Araştırmacılar daha önce de yanıp sönen ışıkla benzer bir çalışma yürütmüşlerdi, ses ve ışık birlikte verildiğinde farelerde daha fazla iyileşme olduğu görüldü. Şaşırtıcı bir şekilde, fare nöronları sesin saniyede 40 vuruş ritmine kadar senkronize edildi, ancak bu sonucun arkasındaki mekanizma ve semptomların iyileşmesinin sebebi tam olarak belirlenemedi. Sorunun çözülmesine yardımcı olmak için araştırmacılar beyin dokusunun hücresel düzeyde uyarıcılara nasıl tepki verdiğini izlemek istiyor. Amaç, bir gün bu uyarılara maruz kalma tedavisinin insanlar için nasıl işe yarayacağını anlamaktır. Bu nedenle ekip, laboratuvarda insan beyin hücrelerini büyütmekte ve onları göz ve kulaklar olmadan sese ve ışığa yanıt verecek şekilde yapılandırmaktadır. Victor şöyle diyor: “Biz farelerdeki duyusal uyarımı taklit etmeye çalışıyoruz ama bunu mümkün kılan pek çok donanım eksik, yani bu biraz hile.”

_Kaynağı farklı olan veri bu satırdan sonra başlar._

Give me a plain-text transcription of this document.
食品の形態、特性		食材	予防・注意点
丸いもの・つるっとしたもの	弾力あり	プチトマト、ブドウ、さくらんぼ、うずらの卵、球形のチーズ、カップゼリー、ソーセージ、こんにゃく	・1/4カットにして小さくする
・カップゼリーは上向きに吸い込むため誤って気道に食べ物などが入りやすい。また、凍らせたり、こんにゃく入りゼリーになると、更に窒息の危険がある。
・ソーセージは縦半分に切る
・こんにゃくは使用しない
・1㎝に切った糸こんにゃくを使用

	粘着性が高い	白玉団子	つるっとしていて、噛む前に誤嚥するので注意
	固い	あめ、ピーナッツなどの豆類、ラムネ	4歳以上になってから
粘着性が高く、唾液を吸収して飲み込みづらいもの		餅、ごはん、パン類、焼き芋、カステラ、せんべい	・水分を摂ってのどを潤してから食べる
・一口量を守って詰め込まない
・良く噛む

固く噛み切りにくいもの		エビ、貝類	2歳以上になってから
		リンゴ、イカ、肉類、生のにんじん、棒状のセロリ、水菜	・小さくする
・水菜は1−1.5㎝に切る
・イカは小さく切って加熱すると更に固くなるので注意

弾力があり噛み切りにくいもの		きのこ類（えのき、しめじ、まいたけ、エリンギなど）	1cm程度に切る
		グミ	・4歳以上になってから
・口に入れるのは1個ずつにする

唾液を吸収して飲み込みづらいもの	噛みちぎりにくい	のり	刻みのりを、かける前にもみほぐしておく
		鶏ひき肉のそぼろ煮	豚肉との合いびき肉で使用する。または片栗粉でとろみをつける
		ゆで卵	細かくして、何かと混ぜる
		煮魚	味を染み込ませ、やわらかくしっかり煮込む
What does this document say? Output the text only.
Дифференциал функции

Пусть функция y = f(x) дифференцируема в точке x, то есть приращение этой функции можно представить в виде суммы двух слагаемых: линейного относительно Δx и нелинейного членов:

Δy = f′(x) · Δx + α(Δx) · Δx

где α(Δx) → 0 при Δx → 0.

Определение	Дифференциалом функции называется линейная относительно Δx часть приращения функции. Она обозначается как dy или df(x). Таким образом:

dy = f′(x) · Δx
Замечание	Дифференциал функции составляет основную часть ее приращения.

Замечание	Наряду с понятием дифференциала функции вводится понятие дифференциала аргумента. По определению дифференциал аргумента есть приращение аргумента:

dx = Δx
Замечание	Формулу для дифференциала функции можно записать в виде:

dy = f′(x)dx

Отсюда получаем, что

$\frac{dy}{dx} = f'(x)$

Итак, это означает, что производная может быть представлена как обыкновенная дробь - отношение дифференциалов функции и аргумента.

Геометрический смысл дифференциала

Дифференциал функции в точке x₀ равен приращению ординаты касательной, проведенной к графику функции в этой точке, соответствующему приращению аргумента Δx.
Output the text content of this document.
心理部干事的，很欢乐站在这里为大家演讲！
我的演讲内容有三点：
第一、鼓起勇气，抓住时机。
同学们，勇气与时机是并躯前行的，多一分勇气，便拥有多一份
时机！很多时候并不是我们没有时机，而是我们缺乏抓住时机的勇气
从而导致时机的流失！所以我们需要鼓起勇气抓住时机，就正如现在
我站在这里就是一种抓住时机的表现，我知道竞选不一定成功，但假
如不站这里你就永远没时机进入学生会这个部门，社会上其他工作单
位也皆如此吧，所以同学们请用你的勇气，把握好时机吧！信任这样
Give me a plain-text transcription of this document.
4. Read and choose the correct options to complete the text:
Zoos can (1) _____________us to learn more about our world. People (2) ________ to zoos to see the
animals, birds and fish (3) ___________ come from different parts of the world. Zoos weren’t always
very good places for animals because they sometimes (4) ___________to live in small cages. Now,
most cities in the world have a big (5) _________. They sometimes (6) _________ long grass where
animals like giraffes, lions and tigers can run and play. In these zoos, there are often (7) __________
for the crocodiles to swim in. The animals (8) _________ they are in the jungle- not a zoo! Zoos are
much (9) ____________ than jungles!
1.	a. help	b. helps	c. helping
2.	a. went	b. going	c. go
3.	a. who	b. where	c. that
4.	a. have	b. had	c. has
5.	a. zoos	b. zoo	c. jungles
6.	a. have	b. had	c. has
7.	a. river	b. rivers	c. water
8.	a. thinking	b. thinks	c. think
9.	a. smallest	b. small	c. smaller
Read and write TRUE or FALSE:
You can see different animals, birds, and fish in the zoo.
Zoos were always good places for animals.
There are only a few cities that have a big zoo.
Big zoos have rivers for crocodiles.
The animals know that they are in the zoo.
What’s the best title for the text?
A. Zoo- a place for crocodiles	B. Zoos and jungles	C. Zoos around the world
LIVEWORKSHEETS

Burada resmedilen büyüyen nöronlar başlangıçta deri hücreleriydi. Victor bu deri hücrelerini önce kök hücre haline geri dönüştürdü, sonrasında da belli genetik kimyasallardan oluşan bir çeşit kokteyl ile kök hücrelerin farklılaşmasını ve nöronlara dönüşmesini sağladı. Laboratuvarlar bu farklılaşma sürecini Alzheimer hastalarının deri hücreleriyle yaparsa, farklılaşmış hücreler beyin hücreleri etkilenen bir bireyin gerçek beynine benzeyecek böylelikle sese ve ışığa karşı hastanın vereceği gibi tepki verebilecektir. Victor bu dönüştürme protokolünü ölmüş olan Alzheimer hastalarının sağladığı beyin ve deri örnekleriyle yürütüyor. Önümüzdeki aylarda gerçek ve petri kabı beyin hücreleri arasında bazı çapraz karşılaştırmalar yapacağını söylüyor. Victor şöyle ekliyor: “Bir veya iki yıl içinde benimle tekrar görüşün, söz veriyorum sizin için daha iyi bir cevabım olacak!”